The key words: "...any appearance of moving forward on reform will have support,...". Cngress must be careful to avoid reform while appearing otherwise. But the Obama regime is a bit smug, having successfully shifted the gambling debts of the TBTF financial institutions and their unsecured creditors to the rest of us. Moreover, the Fed is still handing Goldman Sachs money at near zero percent which they are using to trade with at 10:1 for their account; Benny decided it was better to shovel money out the back door to America's financial oligarchs than drop it from helicopters to us.

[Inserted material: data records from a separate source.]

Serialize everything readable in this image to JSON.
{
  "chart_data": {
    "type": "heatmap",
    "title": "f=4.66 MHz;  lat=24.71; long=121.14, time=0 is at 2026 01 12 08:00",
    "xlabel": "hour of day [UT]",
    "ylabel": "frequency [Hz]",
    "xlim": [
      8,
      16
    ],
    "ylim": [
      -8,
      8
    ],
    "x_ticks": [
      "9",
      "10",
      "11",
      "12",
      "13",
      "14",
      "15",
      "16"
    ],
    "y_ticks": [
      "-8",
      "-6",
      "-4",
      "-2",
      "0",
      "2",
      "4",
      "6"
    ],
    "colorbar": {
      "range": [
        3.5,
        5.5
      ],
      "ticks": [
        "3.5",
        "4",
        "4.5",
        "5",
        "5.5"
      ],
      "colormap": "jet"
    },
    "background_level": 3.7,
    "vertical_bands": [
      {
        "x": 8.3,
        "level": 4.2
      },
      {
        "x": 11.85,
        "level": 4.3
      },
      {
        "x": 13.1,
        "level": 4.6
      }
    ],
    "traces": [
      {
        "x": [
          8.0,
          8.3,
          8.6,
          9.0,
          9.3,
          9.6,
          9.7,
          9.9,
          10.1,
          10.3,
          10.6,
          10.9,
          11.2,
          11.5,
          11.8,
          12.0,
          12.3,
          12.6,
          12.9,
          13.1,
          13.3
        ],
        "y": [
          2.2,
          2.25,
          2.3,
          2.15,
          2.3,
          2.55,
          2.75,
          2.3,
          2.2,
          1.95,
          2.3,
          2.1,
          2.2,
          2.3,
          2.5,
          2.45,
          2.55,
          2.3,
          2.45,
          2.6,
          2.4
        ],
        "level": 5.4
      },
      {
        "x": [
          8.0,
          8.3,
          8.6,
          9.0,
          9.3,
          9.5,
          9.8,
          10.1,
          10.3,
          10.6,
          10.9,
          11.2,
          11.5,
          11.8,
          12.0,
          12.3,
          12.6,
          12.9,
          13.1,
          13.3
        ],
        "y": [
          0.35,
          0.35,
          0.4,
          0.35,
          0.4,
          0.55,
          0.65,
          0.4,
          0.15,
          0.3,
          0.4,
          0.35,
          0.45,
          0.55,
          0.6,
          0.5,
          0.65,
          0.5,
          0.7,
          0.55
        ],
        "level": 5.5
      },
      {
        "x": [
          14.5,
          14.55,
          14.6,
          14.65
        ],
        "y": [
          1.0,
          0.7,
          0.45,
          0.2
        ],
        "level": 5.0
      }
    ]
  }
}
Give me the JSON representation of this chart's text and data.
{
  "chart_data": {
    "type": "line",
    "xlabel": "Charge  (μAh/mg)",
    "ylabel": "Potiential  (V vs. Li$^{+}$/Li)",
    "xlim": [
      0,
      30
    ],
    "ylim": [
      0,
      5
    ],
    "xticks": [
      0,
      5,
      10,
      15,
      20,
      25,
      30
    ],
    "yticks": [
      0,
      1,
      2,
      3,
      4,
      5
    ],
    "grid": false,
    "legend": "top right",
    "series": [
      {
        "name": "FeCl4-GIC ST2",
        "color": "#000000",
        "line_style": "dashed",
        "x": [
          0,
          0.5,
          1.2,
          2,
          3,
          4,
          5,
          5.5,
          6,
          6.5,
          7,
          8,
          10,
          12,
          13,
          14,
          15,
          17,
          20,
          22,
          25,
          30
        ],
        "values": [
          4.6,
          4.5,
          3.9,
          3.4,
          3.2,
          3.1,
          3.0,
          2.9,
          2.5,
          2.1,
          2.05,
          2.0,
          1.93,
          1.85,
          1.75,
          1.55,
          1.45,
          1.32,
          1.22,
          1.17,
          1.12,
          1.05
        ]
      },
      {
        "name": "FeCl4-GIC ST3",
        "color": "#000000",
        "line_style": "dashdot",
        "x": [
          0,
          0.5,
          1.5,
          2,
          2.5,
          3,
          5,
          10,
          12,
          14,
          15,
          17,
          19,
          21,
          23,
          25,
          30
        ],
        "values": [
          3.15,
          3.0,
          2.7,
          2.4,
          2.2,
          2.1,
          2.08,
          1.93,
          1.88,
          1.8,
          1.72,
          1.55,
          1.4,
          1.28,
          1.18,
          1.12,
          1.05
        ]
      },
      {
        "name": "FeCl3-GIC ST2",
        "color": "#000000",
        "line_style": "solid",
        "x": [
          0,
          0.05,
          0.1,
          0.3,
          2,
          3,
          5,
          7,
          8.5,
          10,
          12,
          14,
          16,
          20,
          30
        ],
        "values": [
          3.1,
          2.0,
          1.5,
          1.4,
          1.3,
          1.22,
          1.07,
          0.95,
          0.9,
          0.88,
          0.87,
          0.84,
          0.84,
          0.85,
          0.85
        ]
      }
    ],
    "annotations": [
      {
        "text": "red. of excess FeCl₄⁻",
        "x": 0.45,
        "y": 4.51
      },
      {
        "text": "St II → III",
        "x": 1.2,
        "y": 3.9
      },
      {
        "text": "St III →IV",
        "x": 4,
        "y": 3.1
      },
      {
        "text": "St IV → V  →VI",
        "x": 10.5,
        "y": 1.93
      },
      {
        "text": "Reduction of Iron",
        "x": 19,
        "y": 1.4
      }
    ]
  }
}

The Obama regime has also succeeded brilliantly in creating a phony fiscal stimulus that goosed GDP to 3.5 percent in Q3 only to saddle us with $800 billion incremental debt. Both these will result in our paying higher taxes, assuming we can find employment.

Bill Gee's picture
Bill Gee - Nov 2, 2009

It's understandable that the Obama Administration is a little anxious about getting some real financial reforms on the books prior to year-end. After all, once the stimulus has run out, there won't be the political will (or the money) to push for a new stimulus and if the financial system is allowed to simply follow the status quo, then all we're likely to see is another financial freefall in 2010-2011 that the Fed won't be able to dig us out of.

The primary goal of the stimulus was to buy us a little time. Time to figure out how to fix the problems with the economy so that we never have to go through this again. Unfortunately, all the stimulus has seemed to buy us is time to ignore the problem and hope it goes away on its own.